A partir do momento que o brasileiro Fernando Scheffer ganhou a medalha de bronze nos 200m livre nas Olimpíadas de Tóquio-2020, a internet brasileira explodiu pela semelhança do nome do mais novo medalhista brasileiro com um outro nadador histórico: Fernando Scherer, o Xuxa.

"Na verdade, desde pequeno faziam essa associação. Eu dava o meu nome e falavam que era nome de nadador, e eu falava que era também", disse Fernando Scheffer, após conquistar o bronze em Tóquio.

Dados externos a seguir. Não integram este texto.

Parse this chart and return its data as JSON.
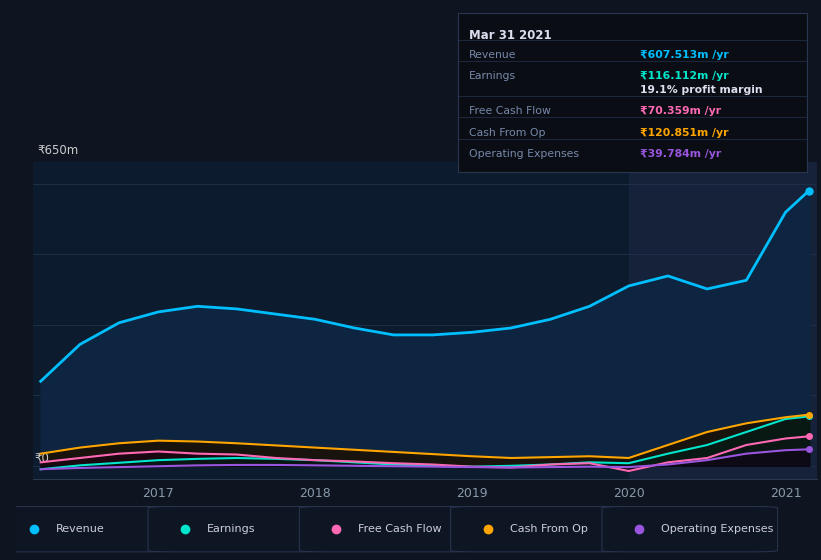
{
  "bg_color": "#0e1420",
  "plot_bg_dark": "#0d1b2e",
  "plot_bg_highlight": "#16223a",
  "years": [
    2016.25,
    2016.5,
    2016.75,
    2017.0,
    2017.25,
    2017.5,
    2017.75,
    2018.0,
    2018.25,
    2018.5,
    2018.75,
    2019.0,
    2019.25,
    2019.5,
    2019.75,
    2020.0,
    2020.25,
    2020.5,
    2020.75,
    2021.0,
    2021.15
  ],
  "revenue": [
    195,
    280,
    330,
    355,
    368,
    362,
    350,
    338,
    318,
    302,
    302,
    308,
    318,
    338,
    368,
    415,
    438,
    408,
    428,
    585,
    635
  ],
  "earnings": [
    -8,
    1,
    7,
    13,
    16,
    18,
    16,
    13,
    8,
    3,
    0,
    -2,
    0,
    3,
    8,
    6,
    28,
    48,
    78,
    108,
    114
  ],
  "free_cash_flow": [
    8,
    18,
    28,
    33,
    28,
    26,
    18,
    13,
    10,
    6,
    3,
    -2,
    -4,
    3,
    6,
    -12,
    8,
    18,
    48,
    63,
    68
  ],
  "cash_from_op": [
    28,
    42,
    52,
    58,
    56,
    52,
    47,
    42,
    37,
    32,
    27,
    22,
    18,
    20,
    22,
    18,
    48,
    78,
    98,
    112,
    118
  ],
  "operating_expenses": [
    -8,
    -5,
    -3,
    -1,
    1,
    2,
    2,
    1,
    0,
    -1,
    -2,
    -3,
    -4,
    -3,
    -2,
    -3,
    3,
    13,
    28,
    36,
    38
  ],
  "revenue_color": "#00bfff",
  "earnings_color": "#00e5cc",
  "free_cash_flow_color": "#ff69b4",
  "cash_from_op_color": "#ffa500",
  "operating_expenses_color": "#9955dd",
  "y_label_top": "₹650m",
  "y_label_zero": "₹0",
  "x_ticks": [
    2017,
    2018,
    2019,
    2020,
    2021
  ],
  "tooltip_date": "Mar 31 2021",
  "tooltip_revenue_label": "Revenue",
  "tooltip_revenue_value": "₹607.513m /yr",
  "tooltip_earnings_label": "Earnings",
  "tooltip_earnings_value": "₹116.112m /yr",
  "tooltip_margin": "19.1% profit margin",
  "tooltip_fcf_label": "Free Cash Flow",
  "tooltip_fcf_value": "₹70.359m /yr",
  "tooltip_cashop_label": "Cash From Op",
  "tooltip_cashop_value": "₹120.851m /yr",
  "tooltip_opex_label": "Operating Expenses",
  "tooltip_opex_value": "₹39.784m /yr",
  "legend_items": [
    "Revenue",
    "Earnings",
    "Free Cash Flow",
    "Cash From Op",
    "Operating Expenses"
  ],
  "legend_colors": [
    "#00bfff",
    "#00e5cc",
    "#ff69b4",
    "#ffa500",
    "#9955dd"
  ],
  "highlight_x_start": 2020.0,
  "ylim": [
    -30,
    700
  ],
  "xlim_start": 2016.2,
  "xlim_end": 2021.2
}
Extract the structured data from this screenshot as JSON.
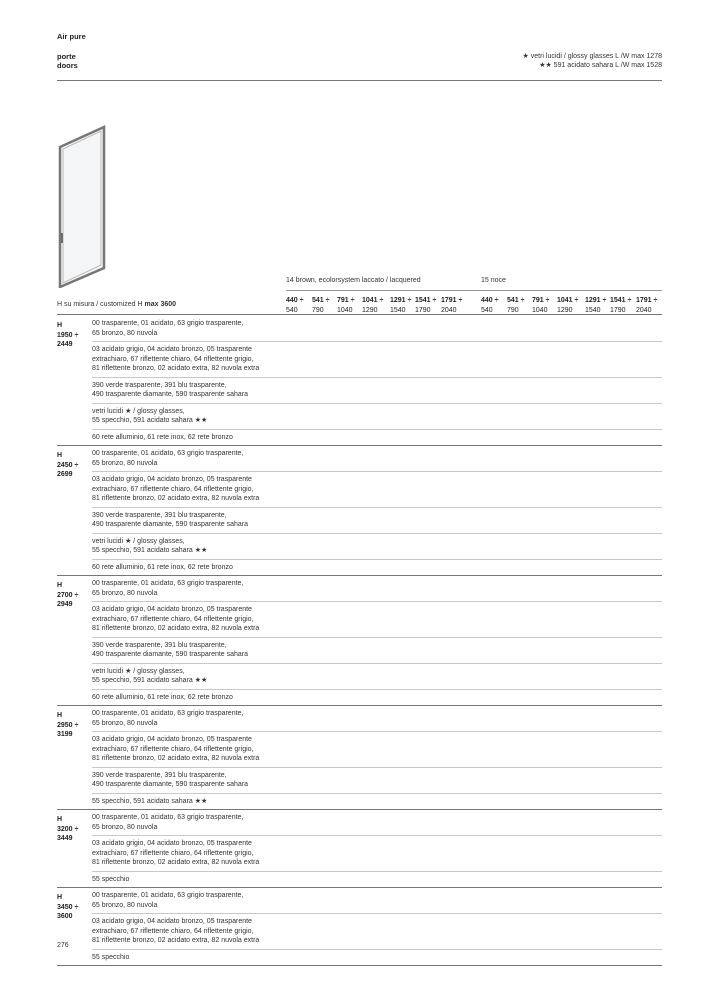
{
  "header": {
    "title": "Air pure",
    "subtitle_it": "porte",
    "subtitle_en": "doors",
    "note1": "★ vetri lucidi / glossy glasses L /W max 1278",
    "note2": "★★ 591 acidato sahara L /W max 1528"
  },
  "image": {
    "icon": "door-icon"
  },
  "table": {
    "customized_label": "H su misura / customized H ",
    "customized_max": "max 3600",
    "finish_groups": [
      {
        "label": "14 brown, ecolorsystem laccato / lacquered",
        "widths": [
          [
            "440 ÷",
            "540"
          ],
          [
            "541 ÷",
            "790"
          ],
          [
            "791 ÷",
            "1040"
          ],
          [
            "1041 ÷",
            "1290"
          ],
          [
            "1291 ÷",
            "1540"
          ],
          [
            "1541 ÷",
            "1790"
          ],
          [
            "1791 ÷",
            "2040"
          ]
        ]
      },
      {
        "label": "15 noce",
        "widths": [
          [
            "440 ÷",
            "540"
          ],
          [
            "541 ÷",
            "790"
          ],
          [
            "791 ÷",
            "1040"
          ],
          [
            "1041 ÷",
            "1290"
          ],
          [
            "1291 ÷",
            "1540"
          ],
          [
            "1541 ÷",
            "1790"
          ],
          [
            "1791 ÷",
            "2040"
          ]
        ]
      }
    ],
    "groups": [
      {
        "label": "H\n1950 ÷\n2449",
        "rows": [
          "00 trasparente, 01 acidato, 63 grigio trasparente,\n65 bronzo, 80 nuvola",
          "03 acidato grigio, 04 acidato bronzo, 05 trasparente\nextrachiaro, 67 riflettente chiaro, 64 riflettente grigio,\n81 riflettente bronzo, 02 acidato extra, 82 nuvola extra",
          "390 verde trasparente, 391 blu trasparente,\n490 trasparente diamante, 590 trasparente sahara",
          "vetri lucidi ★ / glossy glasses,\n55 specchio, 591 acidato sahara ★★",
          "60 rete alluminio, 61 rete inox, 62 rete bronzo"
        ]
      },
      {
        "label": "H\n2450 ÷\n2699",
        "rows": [
          "00 trasparente, 01 acidato, 63 grigio trasparente,\n65 bronzo, 80 nuvola",
          "03 acidato grigio, 04 acidato bronzo, 05 trasparente\nextrachiaro, 67 riflettente chiaro, 64 riflettente grigio,\n81 riflettente bronzo, 02 acidato extra, 82 nuvola extra",
          "390 verde trasparente, 391 blu trasparente,\n490 trasparente diamante, 590 trasparente sahara",
          "vetri lucidi ★ / glossy glasses,\n55 specchio, 591 acidato sahara ★★",
          "60 rete alluminio, 61 rete inox, 62 rete bronzo"
        ]
      },
      {
        "label": "H\n2700 ÷\n2949",
        "rows": [
          "00 trasparente, 01 acidato, 63 grigio trasparente,\n65 bronzo, 80 nuvola",
          "03 acidato grigio, 04 acidato bronzo, 05 trasparente\nextrachiaro, 67 riflettente chiaro, 64 riflettente grigio,\n81 riflettente bronzo, 02 acidato extra, 82 nuvola extra",
          "390 verde trasparente, 391 blu trasparente,\n490 trasparente diamante, 590 trasparente sahara",
          "vetri lucidi ★ / glossy glasses,\n55 specchio, 591 acidato sahara ★★",
          "60 rete alluminio, 61 rete inox, 62 rete bronzo"
        ]
      },
      {
        "label": "H\n2950 ÷\n3199",
        "rows": [
          "00 trasparente, 01 acidato, 63 grigio trasparente,\n65 bronzo, 80 nuvola",
          "03 acidato grigio, 04 acidato bronzo, 05 trasparente\nextrachiaro, 67 riflettente chiaro, 64 riflettente grigio,\n81 riflettente bronzo, 02 acidato extra, 82 nuvola extra",
          "390 verde trasparente, 391 blu trasparente,\n490 trasparente diamante, 590 trasparente sahara",
          "55 specchio, 591 acidato sahara ★★"
        ]
      },
      {
        "label": "H\n3200 ÷\n3449",
        "rows": [
          "00 trasparente, 01 acidato, 63 grigio trasparente,\n65 bronzo, 80 nuvola",
          "03 acidato grigio, 04 acidato bronzo, 05 trasparente\nextrachiaro, 67 riflettente chiaro, 64 riflettente grigio,\n81 riflettente bronzo, 02 acidato extra, 82 nuvola extra",
          "55 specchio"
        ]
      },
      {
        "label": "H\n3450 ÷\n3600",
        "rows": [
          "00 trasparente, 01 acidato, 63 grigio trasparente,\n65 bronzo, 80 nuvola",
          "03 acidato grigio, 04 acidato bronzo, 05 trasparente\nextrachiaro, 67 riflettente chiaro, 64 riflettente grigio,\n81 riflettente bronzo, 02 acidato extra, 82 nuvola extra",
          "55 specchio"
        ]
      }
    ]
  },
  "footer": {
    "page_number": "276"
  }
}
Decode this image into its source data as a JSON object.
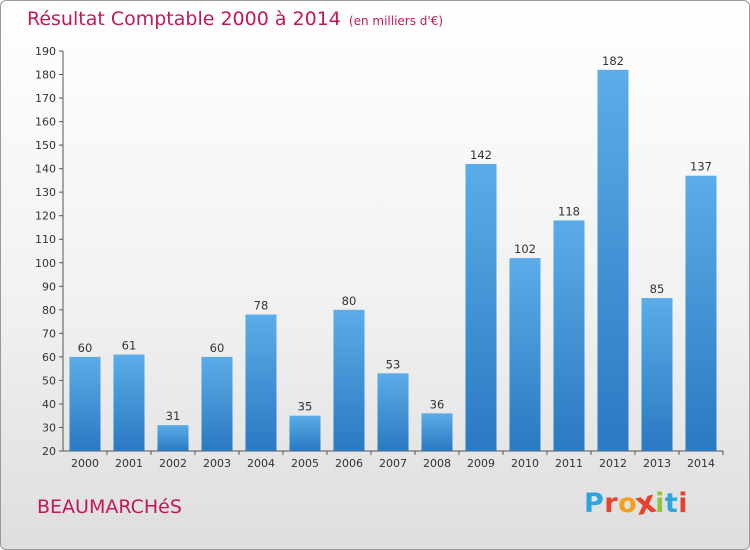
{
  "header": {
    "title": "Résultat Comptable 2000 à 2014",
    "subtitle": "(en milliers d'€)"
  },
  "footer": {
    "commune": "BEAUMARCHéS",
    "logo_letters": [
      "P",
      "r",
      "o",
      "x",
      "i",
      "t",
      "i"
    ],
    "logo_colors": [
      "#2aa7de",
      "#e8412c",
      "#f6a01a",
      "#e8412c",
      "#8cc63f",
      "#2aa7de",
      "#e8412c"
    ]
  },
  "chart_data": {
    "type": "bar",
    "title": "Résultat Comptable 2000 à 2014",
    "ylabel": "(en milliers d'€)",
    "xlabel": "",
    "categories": [
      "2000",
      "2001",
      "2002",
      "2003",
      "2004",
      "2005",
      "2006",
      "2007",
      "2008",
      "2009",
      "2010",
      "2011",
      "2012",
      "2013",
      "2014"
    ],
    "values": [
      60,
      61,
      31,
      60,
      78,
      35,
      80,
      53,
      36,
      142,
      102,
      118,
      182,
      85,
      137
    ],
    "ylim": [
      20,
      190
    ],
    "yticks": [
      20,
      30,
      40,
      50,
      60,
      70,
      80,
      90,
      100,
      110,
      120,
      130,
      140,
      150,
      160,
      170,
      180,
      190
    ],
    "grid": false,
    "bar_color": "#3a8fd6"
  }
}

Não demorou então para Fernando Scheffer passar a ser chamado de "Xufa", em alusão ao medalhista de bronze nas Olimpíadas de Atlanta-1996 e Sydney-2000. Agora, Scheffer espera servir de inspiração para novos garotos e garotas tomarem gosto pela natação.

"Acho que o esporte é muito mais do que resultado, do que medalha. Mais importante é o legado que a gente deixa. É importante a gente poder conquistar essa medalha para mostrar que o caminho existe, não é porque a gente é brasileiro que a gente não pode subir no pódio também. Do mesmo jeito que o Fernando Scherer me inspirou um dia, espero que o Fernando Scheffer possa inspirar outras pessoas também. Acho que esse é o mais bonito do esporte, deixar nosso legado, que existe um caminho que pode ser seguido", resumiu o mais novo medalhista brasileiro.

A última vez que o Brasil havia conquistado uma medalha olímpica nos 200m livre foi em Atlanta-96, com Gustavo Borges. A caminhada de Scheffer na seleção brasileira começou em 2016, quando ele disputou o Mundial de piscina curta, em Windsor, Canadá. Os primeiros grandes resultados vieram em 2018, no Pan de Lima: ele subiu ao lugar mais alto do pódio para receber a medalha de ouro em duas oportunidades: no revezamento 4x200m e nos 200m livre.